Postgres websearch in Django 3.1

Earlier this week, Django 3.1 beta 1 was released. While the big news is the addition of asynchronous views and middleware, there’s a tiny feature I managed to get added that I wanted to bring a bit of attention to as it makes writing apps that use Postgres’ full text search a little easier & nicer.

It’s a small line in the changelog, but the SearchQuery constructor now accepts the argument search_type="websearch". This allows you to write code like:

    "'transportation funding' OR 'transit funding' -highway",

Or take similarly human-formatted search queries from users and present results on your site with minimal fuss. If you’re already using Postgres ≥ 11 this will be available to you as soon as you upgrade to Django 3.1, if you aren’t familiar with Postgres’ full text search it might be helpful to read on for a bit of background.

If you’re using Postgres and haven’t used its full text search functionality, you’re likely missing out. Whether your project is small and you think you can’t afford the cost/time to add full text search, or your project is big and you think you need something much more powerful, it is worth at least looking at.

For example, Open States allows users to search across hundreds of thousands of pieces of state legislation. We used to depend upon Elasticsearch, and so had additional servers, processes to keep data in sync between the two data stores, and a whole host of complex issues related to that setup. In the past few months all of that has been replaced with a little bit of code that populates a tsquery field in Postgres, not only is the complexity much lower, the response time is much faster and the results are just as good. (Elasticsearch is still a great product, but was overkill for our relatively straightforward needs.)

Without going into a full dissertation on how FTS works, it is useful to understand that Postgres’ full text search works by converting text to a tsvector, essentially a weighted list of keywords from a document. When querying, the search query itself is converted to a tsquery.

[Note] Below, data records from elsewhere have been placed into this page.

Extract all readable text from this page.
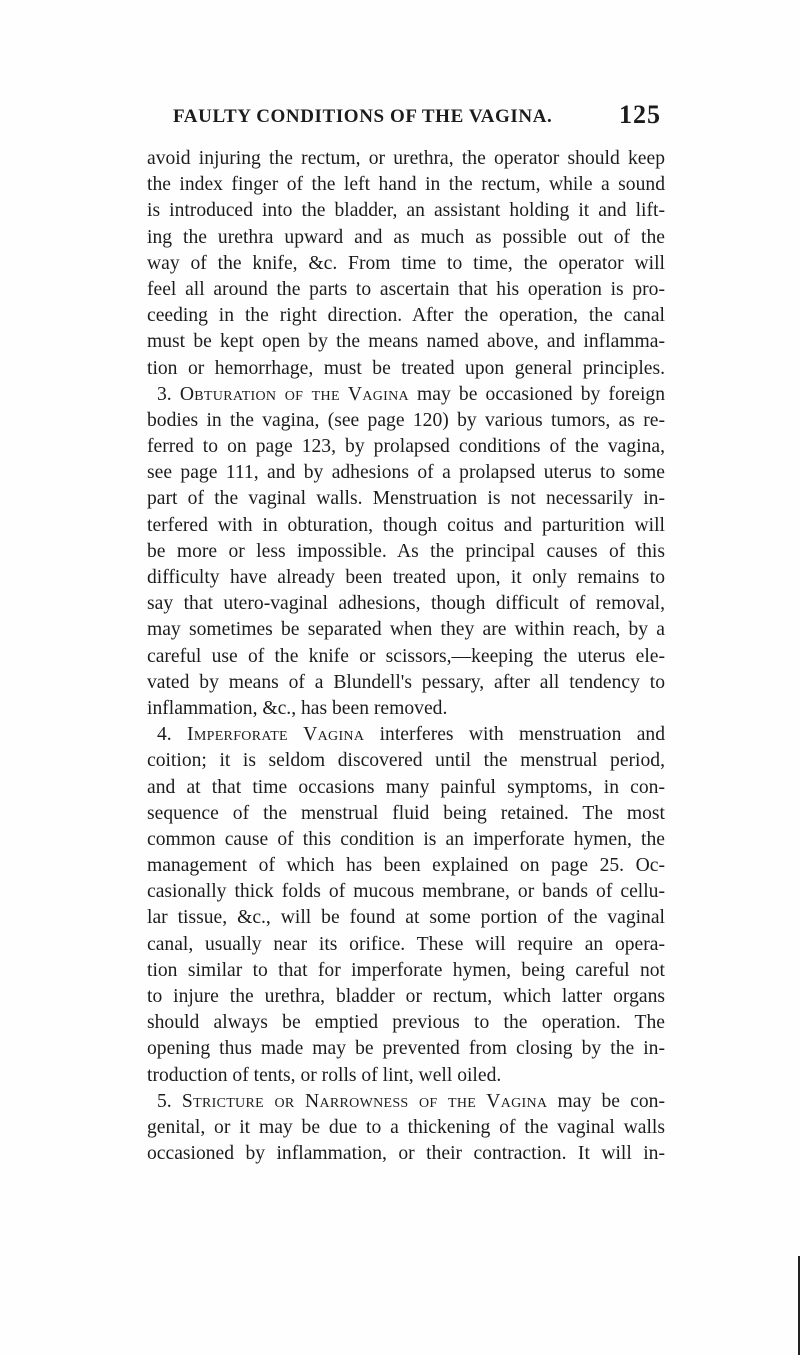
FAULTY CONDITIONS OF THE VAGINA.	125
avoid injuring the rectum, or urethra, the operator should keep
the index finger of the left hand in the rectum, while a sound
is introduced into the bladder, an assistant holding it and lift-
ing the urethra upward and as much as possible out of the
way of the knife, &c. From time to time, the operator will
feel all around the parts to ascertain that his operation is pro-
ceeding in the right direction. After the operation, the canal
must be kept open by the means named above, and inflamma-
tion or hemorrhage, must be treated upon general principles.
3. Obturation of the Vagina may be occasioned by foreign
bodies in the vagina, (see page 120) by various tumors, as re-
ferred to on page 123, by prolapsed conditions of the vagina,
see page 111, and by adhesions of a prolapsed uterus to some
part of the vaginal walls. Menstruation is not necessarily in-
terfered with in obturation, though coitus and parturition will
be more or less impossible. As the principal causes of this
difficulty have already been treated upon, it only remains to
say that utero-vaginal adhesions, though difficult of removal,
may sometimes be separated when they are within reach, by a
careful use of the knife or scissors,—keeping the uterus ele-
vated by means of a Blundell's pessary, after all tendency to
inflammation, &c., has been removed.
4. Imperforate Vagina interferes with menstruation and
coition; it is seldom discovered until the menstrual period,
and at that time occasions many painful symptoms, in con-
sequence of the menstrual fluid being retained. The most
common cause of this condition is an imperforate hymen, the
management of which has been explained on page 25. Oc-
casionally thick folds of mucous membrane, or bands of cellu-
lar tissue, &c., will be found at some portion of the vaginal
canal, usually near its orifice. These will require an opera-
tion similar to that for imperforate hymen, being careful not
to injure the urethra, bladder or rectum, which latter organs
should always be emptied previous to the operation. The
opening thus made may be prevented from closing by the in-
troduction of tents, or rolls of lint, well oiled.
5. Stricture or Narrowness of the Vagina may be con-
genital, or it may be due to a thickening of the vaginal walls
occasioned by inflammation, or their contraction. It will in-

The example of doing this in SQL directly looks like this:

SELECT to_tsvector('text goes here') @@ to_tsquery('text & here');

The argument to to_tsquery can use certain symbols like & and *, as well as ways to only search within certain parts of the tsvector. (See to_tsquery docs.)

You’ll notice that this syntax is pretty specific to to_tsquery and not how a user would typically assume a search field on a website would work. We’ll come back to that in a minute.

Basic full text search support was added way back in Django 1.10. The Django Postgres Full Text Search Docs do a pretty good job, you’ll see that it presents an interface that contains SearchQuery and SearchVector that can be used to interface with the underlying tsquery and tsvector.

If you want basic keyword search, or to handle custom search queries you craft in the ORM, that’ll take you pretty far.

But if you take a look at the example on that page, you’ll see that there’s no difference in results between SearchQuery('red tomato') and SearchQuery('tomato red'). Both evaluate to the same underlying tsquery object since to_tsquery interprets spaces as an ‘or’. That’s that same tsquery issue we flagged before.

So if you want to search for phrases you can craft your own miniature parser that handles words like ‘and’ & ‘or’, or takes care of quoted strings and uses the search_type='phrase' option available since Django 2.2.

Of course, any time you see the sentence “you can craft your own miniature parser” you probably start to sweat a little bit. There are a lot of edge cases, and you’re just trying to add search to your web application.

Enter websearch_to_tsquery

As of Postgres 11, there is a new function available, websearch_to_tsquery. The docs sum it up well:

websearch_to_tsquery creates a tsquery value from query text using an alternative syntax in which simple unformatted text is a valid query. Unlike plainto_tsquery and phraseto_tsquery, it also recognizes certain operators. Moreover, this function should never raise syntax errors, which makes it possible to use raw user-supplied input for search. The following syntax is supported:

  • unquoted text: text not inside quote marks will be converted to terms separated by & operators, as if processed by plainto_tsquery.
  • “quoted text”: text inside quote marks will be converted to terms separated by <-> operators, as if processed by phraseto_tsquery.
  • OR: logical or will be converted to the | operator.
  • -: the logical not operator, converted to the ! operator.

(via Controlling Text Search, Postgres 11)

Those rules are pretty useful, pretty much what most people would need if they were exposing search to their users. This was essentially the missing feature from Postgres’ search before Postgres 11. Perhaps most important is the fact that it is safe to pass user input into this function, whereas passing it to to_tsquery and its cousins could often lead to a syntax error due to their peculiar syntax and rigid parsing.

This means we can write searches like "ham sandwich" OR "turkey sandwich" -mustard in a search box on our site, and pass it through to Postgres and have it just work!

So that’s where that line of Django code from the beginning of this article comes in. By passing search_type="websearch" to SearchQuery, you can use this powerful Postgres feature. This will be available on Django ≥ 3.1 and only if you’re on Postgres ≥ 11.